This film genuinely brought tears to my eyes at one point, and it is quite funny, although some of the gags are milked for too long (example: crawling around on Don's dressing-room floor). I felt that it had potential which was perhaps ill-served in this case by a rather pedestrian musical accompaniment -- the picture needs broad burlesque emotion for the broad acting and appropriate showtunes for the stage/blackface moments, rather than the inoffensive steady vamp which was what we were getting. And it took quite a long time to get going; the gags at the beginning ("Broadway runs North and South and wild"?!) went down completely flat.
Bessie Love is very good. I found Johnnie Walker a little nondescript, without either the charisma or the charm implied by his casting as a major Broadway star; it's hard to warm to Don Wilson, and I didn't care what happened to him as I did what became of Ginger Bolivar.
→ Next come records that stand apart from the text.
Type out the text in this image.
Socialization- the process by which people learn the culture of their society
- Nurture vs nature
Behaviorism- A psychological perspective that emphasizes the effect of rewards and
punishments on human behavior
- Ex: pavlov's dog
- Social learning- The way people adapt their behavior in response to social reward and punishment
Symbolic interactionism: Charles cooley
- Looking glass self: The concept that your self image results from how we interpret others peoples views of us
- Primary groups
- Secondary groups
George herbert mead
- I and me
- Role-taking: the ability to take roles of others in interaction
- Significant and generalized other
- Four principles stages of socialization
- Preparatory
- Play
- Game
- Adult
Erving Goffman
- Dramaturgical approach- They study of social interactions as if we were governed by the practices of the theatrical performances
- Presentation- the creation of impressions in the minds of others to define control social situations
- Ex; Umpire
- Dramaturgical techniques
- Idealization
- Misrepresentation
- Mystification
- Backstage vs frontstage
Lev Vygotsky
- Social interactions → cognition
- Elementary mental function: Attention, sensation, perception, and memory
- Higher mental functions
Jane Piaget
Lionel Belmore has an effective supporting role as her Falstaffian father, a bellowing ham actor of the old school.
The plot hinges around a somewhat improbable misidentification, as Don courts the girl in two personae at the same time, but even in intimate moments she never notices their resemblance; however, in film terms one more or less has to take this as given. (I can't help feeling that while Don might have pulled it off on stage from a distance during one rehearsal, he was really pushing his luck!) The final denouement, though, I found hard to swallow -- again, I don't think Johnnie Walker has the charm to manage this convincingly. Perhaps here too the trouble was that I found Ginger a lot more appealing than her beau.
On reflection I feel that with a different leading man and more responsive accompaniment I would probably have liked this film better; I'm rating it six out of ten ('inoffensive; nothing special') to reflect my actual average experience, however.